L’émission de France 2 « Islam » du dimanche 5 décembre 2019 abordait le sujet central mais ô combien délicat de la lecture du Coran. Je reviens sur les principaux aspects de cette émission qui, comme c’était prévisible, a fait la part belle aux occultations et aux mensonges. 

  • Jihad / Kital : de l’art de noyer le poisson

L’expression « al jihad fi sabil Allah » ou « combat dans la voie de Dieu » est une expression fréquente dans le Coran.

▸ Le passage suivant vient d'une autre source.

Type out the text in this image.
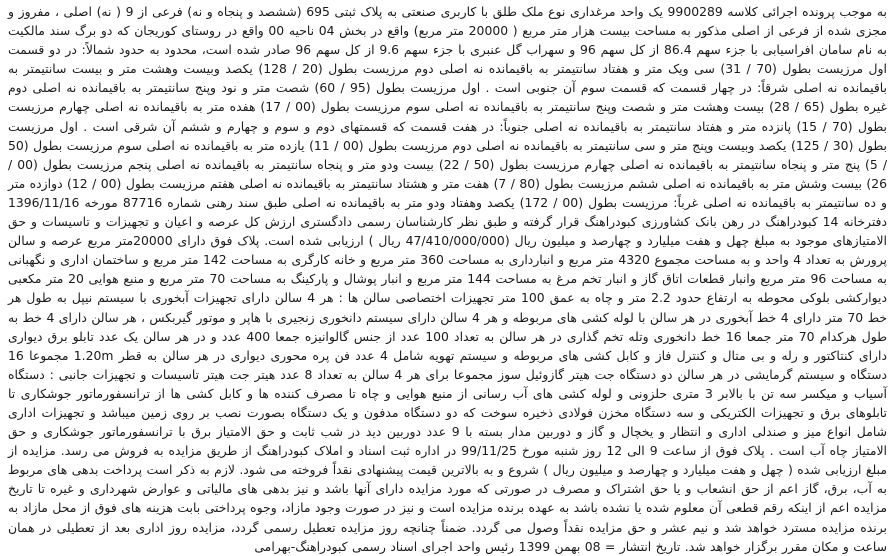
به موجب پرونده اجرائی کلاسه 9900289 یک واحد مرغداری نوع ملک طلق با کاربری صنعتی به پلاک ثبتی 695 (ششصد و پنجاه و نه) فرعی از 9 ( نه) اصلی ، مفروز و مجزی شده از فرعی از اصلی مذکور به مساحت بیست هزار متر مربع ( 20000 متر مربع) واقع در بخش 04 ناحیه 00 واقع در روستای کوریجان که دو برگ سند مالکیت به نام سامان افراسیابی با جزء سهم 86.4 از کل سهم 96 و سهراب گل عنبری با جزء سهم 9.6 از کل سهم 96 صادر شده است، محدود به حدود شمالاً: در دو قسمت اول مرزیست بطول (70 / 31) سی ویک متر و هفتاد سانتیمتر به باقیمانده نه اصلی دوم مرزیست بطول (20 / 128) یکصد وبیست وهشت متر و بیست سانتیمتر به باقیمانده نه اصلی شرقاً: در چهار قسمت که قسمت سوم آن جنوبی است . اول مرزیست بطول (95 / 60) شصت متر و نود وپنج سانتیمتر به باقیمانده نه اصلی دوم غیره بطول (65 / 28) بیست وهشت متر و شصت وپنج سانتیمتر به باقیمانده نه اصلی سوم مرزیست بطول (00 / 17) هفده متر به باقیمانده نه اصلی چهارم مرزیست بطول (70 / 15) پانزده متر و هفتاد سانتیمتر به باقیمانده نه اصلی جنوباً: در هفت قسمت که قسمتهای دوم و سوم و چهارم و ششم آن شرقی است . اول مرزیست بطول (30 / 125) یکصد وبیست وپنج متر و سی سانتیمتر به باقیمانده نه اصلی دوم مرزیست بطول (00 / 11) یازده متر به باقیمانده نه اصلی سوم مرزیست بطول (50 / 5) پنج متر و پنجاه سانتیمتر به باقیمانده نه اصلی چهارم مرزیست بطول (50 / 22) بیست ودو متر و پنجاه سانتیمتر به باقیمانده نه اصلی پنجم مرزیست بطول (00 / 26) بیست وشش متر به باقیمانده نه اصلی ششم مرزیست بطول (80 / 7) هفت متر و هشتاد سانتیمتر به باقیمانده نه اصلی هفتم مرزیست بطول (00 / 12) دوازده متر و ده سانتیمتر به باقیمانده نه اصلی غرباً: مرزیست بطول (00 / 172) یکصد وهفتاد ودو متر به باقیمانده نه اصلی طبق سند رهنی شماره 87716 مورخه 1396/11/16 دفترخانه 14 کبودراهنگ در رهن بانک کشاورزی کبودراهنگ قرار گرفته و طبق نظر کارشناسان رسمی دادگستری ارزش کل عرصه و اعیان و تجهیزات و تاسیسات و حق الامتیازهای موجود به مبلغ چهل و هفت میلیارد و چهارصد و میلیون ریال (47/410/000/000 ریال ) ارزیابی شده است. پلاک فوق دارای 20000متر مربع عرصه و سالن پرورش به تعداد 4 واحد و به مساحت مجموع 4320 متر مربع و انبارداری به مساحت 360 متر مربع و خانه کارگری به مساحت 142 متر مربع و ساختمان اداری و نگهبانی به مساحت 96 متر مربع وانبار قطعات اتاق گاز و انبار تخم مرغ به مساحت 144 متر مربع و انبار پوشال و پارکینگ به مساحت 70 متر مربع و منبع هوایی 20 متر مکعبی دیوارکشی بلوکی محوطه به ارتفاع حدود 2.2 متر و چاه به عمق 100 متر تجهیزات اختصاصی سالن ها : هر 4 سالن دارای تجهیزات آبخوری با سیستم نیپل به طول هر خط 70 متر دارای 4 خط آبخوری در هر سالن با لوله کشی های مربوطه و هر 4 سالن دارای سیستم دانخوری زنجیری با هاپر و موتور گیربکس ، هر سالن دارای 4 خط به طول هرکدام 70 متر جمعا 16 خط دانخوری وتله تخم گذاری در هر سالن به تعداد 100 عدد از جنس گالوانیزه جمعا 400 عدد و در هر سالن یک عدد تابلو برق دیواری دارای کنتاکتور و رله و بی متال و کنترل فاز و کابل کشی های مربوطه و سیستم تهویه شامل 4 عدد فن پره محوری دیواری در هر سالن به قطر 1.20m مجموعا 16 دستگاه و سیستم گرمایشی در هر سالن دو دستگاه جت هیتر گازوئیل سوز مجموعا برای هر 4 سالن به تعداد 8 عدد هیتر جت هیتر تاسیسات و تجهیزات جانبی : دستگاه آسیاب و میکسر سه تن با بالابر 3 متری حلزونی و لوله کشی های آب رسانی از منبع هوایی و چاه تا مصرف کننده ها و کابل کشی ها از ترانسفورماتور جوشکاری تا تابلوهای برق و تجهیزات الکتریکی و سه دستگاه مخزن فولادی ذخیره سوخت که دو دستگاه مدفون و یک دستگاه بصورت نصب بر روی زمین میباشد و تجهیزات اداری شامل انواع میز و صندلی اداری و انتظار و یخچال و گاز و دوربین مدار بسته با 9 عدد دوربین دید در شب ثابت و حق الامتیاز برق با ترانسفورماتور جوشکاری و حق الامتیاز چاه آب است . پلاک فوق از ساعت 9 الی 12 روز شنبه مورخ 99/11/25 در اداره ثبت اسناد و املاک کبودراهنگ از طریق مزایده به فروش می رسد. مزایده از مبلغ ارزیابی شده ( چهل و هفت میلیارد و چهارصد و میلیون ریال ) شروع و به بالاترین قیمت پیشنهادی نقداً فروخته می شود. لازم به ذکر است پرداخت بدهی های مربوط به آب، برق، گاز اعم از حق انشعاب و یا حق اشتراک و مصرف در صورتی که مورد مزایده دارای آنها باشد و نیز بدهی های مالیاتی و عوارض شهرداری و غیره تا تاریخ مزایده اعم از اینکه رقم قطعی آن معلوم شده یا نشده باشد به عهده برنده مزایده است و نیز در صورت وجود مازاد، وجوه پرداختی بابت هزینه های فوق از محل مازاد به برنده مزایده مسترد خواهد شد و نیم عشر و حق مزایده نقداً وصول می گردد. ضمناً چنانچه روز مزایده تعطیل رسمی گردد، مزایده روز اداری بعد از تعطیلی در همان ساعت و مکان مقرر برگزار خواهد شد. تاریخ انتشار = 08 بهمن 1399 رئیس واحد اجرای اسناد رسمی کبودراهنگ-بهرامی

Ce combat est d’abord pour le croyant un effort à faire sur soi-même pour se conformer aux préceptes religieux qui doivent gouverner sa vie, mais aussi et clairement en islam un combat si nécessaire guerrier contre les non-musulmans, comme en témoigne abondamment tant la biographie de Mahomet que les hadiths de la Sunna. Toutefois, afin d’occulter le caractère tout à fait guerrier que peut indubitablement recouvrir le « jihad », certains intellectuels ou religieux musulmans prétendent que la connotation guerrière ne se retrouverait que dans le terme arabe « kital » qui renvoie plus directement et sans équivoque au fait de tuer.

Bien entendu, les propos de cet intervenant ne font l’objet d’aucune contradiction. Cette querelle linguistique est à vrai dire de peu d’intérêt en réalité si l’on suit l’exemple de Mahomet qui a enchaîné à partir de Médine razzias et pillages, guerres offensives, assassinats nominatifs, extermination des juifs, etc. J’ai eu l’occasion de documenter abondamment ces différents faits sur ce site.

D’ailleurs l’intervenant se contredit lui-même puisqu’un peu plus tard dans l’émission il précise que « le jihad n’est pas une obligation » : or si le jihad est bien l’effort du croyant sur lui-même, comment ce jihad ne peut-il pas faire partie des obligations essentielles du croyant ? Cela n’a aucun sens. L’intervenant se prend les pieds dans ses propres mensonges.

Au bout du compte, ces distinguos linguistiques et rhétoriques subtils ont seulement pour objectif d’occulter ce qu’a été Mahomet lui-même selon les sources musulmanes elles-mêmes : un homme de guerre, dès qu’il s’est agi d’imposer une autorité qui n’arrivait pas à s’imposer par le souffle de sa spiritualité.